Taxes are not forced charity as Salatin believes. Taxes are a form of cooperation and collaboration to better handle things that benefit all of us in a more efficient way than any one person could handle alone. Survival of the Fittest for humans has not been so much about who was the strongest physical specimen or the smartest, it has been about how well we collaborated. This collaboration is how our little, puny bodies were able to hunt huge wooly mammoths. And then, after teaming up for the kill, the bounty was shared. Not just for the actual hunters, but for the women who gathered and cooked for the village, gave birth to its children and cared for the sick. For the children, themselves, have contributed nothing yet but who were the future, and to the elders who don’t contribute anymore, but who were the wise past.
Since EVERY. SINGLE. PERSON who does not die suddenly will become sick and/or disabled in their lifetimes, taxes for healthcare is a form of collaboration that is meant to help all of us. It does not matter how healthy and from scratch you eat, how much country air you breathe, or how much firewood you chop to get exercise. Sickness and disability are part of the human condition, and thus, healthcare is something we all share a need for. There is no getting out of it. The “community” cannot care for a spinal cord injured person’s lifetime needs with bake sales and chili cook offs. It requires the participation of everyone to make any kind of quality of life for people who are sick. And although it may be true that the government over regulates some things and does not tax fairly on others, taxes are in general the sign of a healthy, functioning collaborative society.

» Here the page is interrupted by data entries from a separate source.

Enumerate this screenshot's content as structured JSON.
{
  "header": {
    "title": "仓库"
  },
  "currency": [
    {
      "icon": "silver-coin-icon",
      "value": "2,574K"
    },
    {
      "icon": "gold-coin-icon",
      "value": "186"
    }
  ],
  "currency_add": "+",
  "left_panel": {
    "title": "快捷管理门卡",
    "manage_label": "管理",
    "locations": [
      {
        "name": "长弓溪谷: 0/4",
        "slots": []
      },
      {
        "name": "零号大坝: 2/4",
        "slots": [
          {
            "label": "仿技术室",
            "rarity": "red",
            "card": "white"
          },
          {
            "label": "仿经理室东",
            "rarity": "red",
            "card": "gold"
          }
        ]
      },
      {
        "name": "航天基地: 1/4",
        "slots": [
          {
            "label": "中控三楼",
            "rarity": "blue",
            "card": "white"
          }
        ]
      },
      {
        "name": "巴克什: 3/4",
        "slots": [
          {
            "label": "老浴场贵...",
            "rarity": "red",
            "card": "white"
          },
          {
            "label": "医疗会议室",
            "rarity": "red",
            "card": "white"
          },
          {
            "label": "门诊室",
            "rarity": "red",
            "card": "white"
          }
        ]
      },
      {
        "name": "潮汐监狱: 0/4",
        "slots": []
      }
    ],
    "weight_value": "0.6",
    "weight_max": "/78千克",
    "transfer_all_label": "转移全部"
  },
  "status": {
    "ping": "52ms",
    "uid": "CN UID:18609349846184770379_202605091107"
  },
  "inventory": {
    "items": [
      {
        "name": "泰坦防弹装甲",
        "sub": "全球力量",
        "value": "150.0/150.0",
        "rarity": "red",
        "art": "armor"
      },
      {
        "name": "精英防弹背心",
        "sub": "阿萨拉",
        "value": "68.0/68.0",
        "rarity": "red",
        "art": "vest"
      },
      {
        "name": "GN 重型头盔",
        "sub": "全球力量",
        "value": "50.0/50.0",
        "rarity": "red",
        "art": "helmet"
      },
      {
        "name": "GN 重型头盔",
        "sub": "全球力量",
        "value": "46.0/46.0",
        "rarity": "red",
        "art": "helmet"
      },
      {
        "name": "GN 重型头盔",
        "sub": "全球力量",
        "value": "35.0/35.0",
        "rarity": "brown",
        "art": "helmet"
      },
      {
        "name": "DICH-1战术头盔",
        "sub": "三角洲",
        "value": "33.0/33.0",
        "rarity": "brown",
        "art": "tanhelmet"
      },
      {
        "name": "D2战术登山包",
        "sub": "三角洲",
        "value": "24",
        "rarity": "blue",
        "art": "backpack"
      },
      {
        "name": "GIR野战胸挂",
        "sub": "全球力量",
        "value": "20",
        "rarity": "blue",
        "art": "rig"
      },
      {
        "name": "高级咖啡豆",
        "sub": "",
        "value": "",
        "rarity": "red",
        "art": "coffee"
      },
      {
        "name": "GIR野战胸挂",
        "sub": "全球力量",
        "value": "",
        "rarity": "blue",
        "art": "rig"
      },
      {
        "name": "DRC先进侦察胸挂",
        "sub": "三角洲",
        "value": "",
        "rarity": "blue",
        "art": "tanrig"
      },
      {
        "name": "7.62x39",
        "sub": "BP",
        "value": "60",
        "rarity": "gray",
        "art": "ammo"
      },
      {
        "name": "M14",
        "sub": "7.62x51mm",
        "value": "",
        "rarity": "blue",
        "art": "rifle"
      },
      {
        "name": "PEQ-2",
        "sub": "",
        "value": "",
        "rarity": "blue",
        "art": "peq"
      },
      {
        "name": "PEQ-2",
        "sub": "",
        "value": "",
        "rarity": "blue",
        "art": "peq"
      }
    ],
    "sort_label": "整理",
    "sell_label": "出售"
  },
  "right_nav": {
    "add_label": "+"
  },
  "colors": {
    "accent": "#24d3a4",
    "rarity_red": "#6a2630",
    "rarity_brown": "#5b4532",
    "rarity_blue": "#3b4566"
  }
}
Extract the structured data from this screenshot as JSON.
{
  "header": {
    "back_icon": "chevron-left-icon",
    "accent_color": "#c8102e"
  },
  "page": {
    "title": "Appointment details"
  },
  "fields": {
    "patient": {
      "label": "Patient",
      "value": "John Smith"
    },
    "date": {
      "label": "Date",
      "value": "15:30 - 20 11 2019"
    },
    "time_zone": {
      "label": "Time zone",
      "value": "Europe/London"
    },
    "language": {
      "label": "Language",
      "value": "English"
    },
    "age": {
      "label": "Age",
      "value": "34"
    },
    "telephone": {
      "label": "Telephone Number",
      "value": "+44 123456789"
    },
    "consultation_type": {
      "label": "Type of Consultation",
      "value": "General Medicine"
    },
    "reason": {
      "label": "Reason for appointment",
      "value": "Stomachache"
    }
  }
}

So, I am happy to have been introduced to Joel Salatin and learned much from his book. I am very glad I read it and will probably read more. His book was easy to understand, folksy and entertaining. I learned a lot and he has an immense amount of information to bestow upon us. But, although I agree with a lot of what he claims “ain’t normal” in our society, he lost me at the end with the deregulation and taxation is forced charity crap, which just read like a privileged white man who thinks he is infallible and immortal. (Also, a heavy dose of sexism dots around this book often enough to give you a headache from eye rolling too much.) Although I would call him a Grumpy Old Man, I get the reason he is called a Lunatic Farmer.